South Shields MP Emma Lewell-Buck says a Government minister gave her the cold shoulder during a Parliamentary debate she had secured on the future of struggling high streets.
She put Brandon Lewis, under-secretary of State for Communities and Local Government, on the spot during the debate, which made particular reference to the economic downturn’s impact on the King Street shopping thoroughfare in her own constituency.
The MP had made a fact-finding visit to the street to talk to traders before the Parliamentary debate and raised concerns at the high levels of business rates being charged.
In his response, Mr Lewis praised the “great work” being done to revive high streets nationwide and highlighted the ‘South Shields 365’ masterplan, saying that if high streets were to survive they needed to be “more than simply places to shop”.
Mr Lewis said: “Many local councils are committed to the regeneration of their town centres and to longer-term programmes, such as the £100 million plan, South Shields 365, which aims to regenerate the area. The plan includes a new central library and digital media centre; improvements to the market square and the public realm; new integrated transport, retail, leisure and cinema facilities. If high streets are to remain at the heart of our communities, they need to be more than simply places to shop.”
But during a heated debate, the minister refused on three occasions to allow Mrs Lewell-Buck to interject with questions.
Mrs Lewell-Buck said: “On three or four occasions I asked the minister to give way because he was saying things that were simply not correct, but he refused to do so. The minister batted off criticisms and blamed everyone else for the Government’s failures.
“He made reference to local authorities now being able to discount business rates by 100 per cent. But the Local Government Association clearly states that most councils can’t use those powers because they are costly and bureaucratic.
“He also made reference to lifting planning restrictions to allow flexibility on our high streets, but that has merely allowed an increase in businesses such as pawnbrokers and taken away control from local councils.”
Mrs Lewell-Buck said she would be attempting to raise her concerns again at Department of Communities and Local Governments’ questions in Parliament on Monday.
Source – Shields Gazette, 28 June 2014
A Government minister has blamed the Tyne and Wear fire service for making front-line cuts.
Service chiefs want to close the Sunderland Central station and merge crews at Gosforth and Wallsend to cover an £8.8m drop in government funding.
But fire minister Brandon Lewis implied the fire service should save money by using a government training college almost 240 miles away.
He said: “This body has had a cut of a couple of per cent in spending power for each of the past couple of years and has built up its reserves.

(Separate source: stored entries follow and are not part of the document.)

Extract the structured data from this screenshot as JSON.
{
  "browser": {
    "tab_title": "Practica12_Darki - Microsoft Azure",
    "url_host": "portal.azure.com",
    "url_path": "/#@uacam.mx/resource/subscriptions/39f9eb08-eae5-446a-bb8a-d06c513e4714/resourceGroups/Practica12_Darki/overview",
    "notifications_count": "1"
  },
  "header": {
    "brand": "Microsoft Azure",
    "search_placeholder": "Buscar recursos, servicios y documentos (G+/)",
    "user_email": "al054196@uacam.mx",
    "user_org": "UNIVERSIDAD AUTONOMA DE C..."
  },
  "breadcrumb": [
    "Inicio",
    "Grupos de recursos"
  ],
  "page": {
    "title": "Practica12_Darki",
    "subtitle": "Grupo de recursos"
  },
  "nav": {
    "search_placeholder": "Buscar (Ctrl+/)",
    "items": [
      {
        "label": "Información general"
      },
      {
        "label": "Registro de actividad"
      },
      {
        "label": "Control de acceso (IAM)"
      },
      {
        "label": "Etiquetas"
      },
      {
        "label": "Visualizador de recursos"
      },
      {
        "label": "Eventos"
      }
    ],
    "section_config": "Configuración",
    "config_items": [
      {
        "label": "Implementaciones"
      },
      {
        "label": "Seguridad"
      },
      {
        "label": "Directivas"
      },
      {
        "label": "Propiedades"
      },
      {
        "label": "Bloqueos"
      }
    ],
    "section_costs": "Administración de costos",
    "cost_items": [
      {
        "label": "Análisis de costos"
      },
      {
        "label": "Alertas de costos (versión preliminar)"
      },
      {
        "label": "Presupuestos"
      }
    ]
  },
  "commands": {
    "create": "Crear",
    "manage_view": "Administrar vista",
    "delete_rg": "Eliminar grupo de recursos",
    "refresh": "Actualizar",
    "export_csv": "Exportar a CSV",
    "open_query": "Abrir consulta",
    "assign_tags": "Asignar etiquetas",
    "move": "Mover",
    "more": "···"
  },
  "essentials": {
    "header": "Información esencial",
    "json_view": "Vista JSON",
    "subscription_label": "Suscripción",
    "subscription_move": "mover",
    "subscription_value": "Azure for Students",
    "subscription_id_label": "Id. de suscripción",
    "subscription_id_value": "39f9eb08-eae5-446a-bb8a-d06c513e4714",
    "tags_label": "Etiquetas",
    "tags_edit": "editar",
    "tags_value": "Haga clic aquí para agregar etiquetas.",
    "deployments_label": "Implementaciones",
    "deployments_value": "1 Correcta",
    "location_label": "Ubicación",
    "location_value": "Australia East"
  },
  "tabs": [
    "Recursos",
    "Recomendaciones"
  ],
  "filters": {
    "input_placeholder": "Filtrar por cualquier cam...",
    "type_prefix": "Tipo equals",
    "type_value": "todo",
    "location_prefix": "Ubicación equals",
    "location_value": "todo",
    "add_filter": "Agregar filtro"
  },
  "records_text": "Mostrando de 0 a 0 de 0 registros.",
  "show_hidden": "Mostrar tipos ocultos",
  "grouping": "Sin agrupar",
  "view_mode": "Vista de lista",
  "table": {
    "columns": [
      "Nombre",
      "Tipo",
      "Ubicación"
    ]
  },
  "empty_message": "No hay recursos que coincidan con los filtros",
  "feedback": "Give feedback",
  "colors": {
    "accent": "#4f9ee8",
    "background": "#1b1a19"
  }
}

It has been able to spend that on extra training facilities when the Government already have a training facility.”
He said it was up to Tyne and Wear Fire and Rescue Authority to manage its own funds based on “local risk” and suggested digging into its £30m reserve to cover the cost. But the service hit back, saying his comments “do not fully reflect the picture” and that spending its reserves would create a financial “cliff edge” as faced by the US government last year.
Chief fire officer Tom Capeling said: “The authority is not spending reserves on extra training facilities. Our training centre was opened 18 years ago and we continue to send some officers to the south for specialist training.
“If reserves were used to meet the projected gap then over £16.8m would be required over the next three years. This would create a cliff edge that would need to be addressed in the year after.
“We would either be living in hope that ‘something would turn up’ in the meantime – imprudent and unlikely given the comments made about further cuts in future – or we would need to lose a lot of staff very quickly, as opposed to the measured and managed approach we are proposing to take.”
He said it would cost too much money to send all 866 of its firefighters for regular training in Gloucestershire and would keep them away from duty for too long.
The service expects to lose £12.9m by April 2017 and claims it is “disproportionately” hurt by the cuts because its council tax takings are lower.
Newcastle MP Chi Onwurah, who had asked Mr Lewis about the closure of Gosfirth Fire Station, said: “I don’t see how a fire service can lose almost a quarter of its funding without impacting front line services.
“Mr Lewis’s response was wholly inadequate and took no responsibility for the risks his policies pose, whilst trying to distract us with comments on training.”
But Dave Turner, of the Fire Brigades Union, said fire chiefs’ chosen plan was “nonsensical” and that their £30m reserve “could and should be used.”
He said: “Any comment from the government that put all the onus on local authorities is disingenuous at best, but the fire authority shouldn’t be making these cuts.”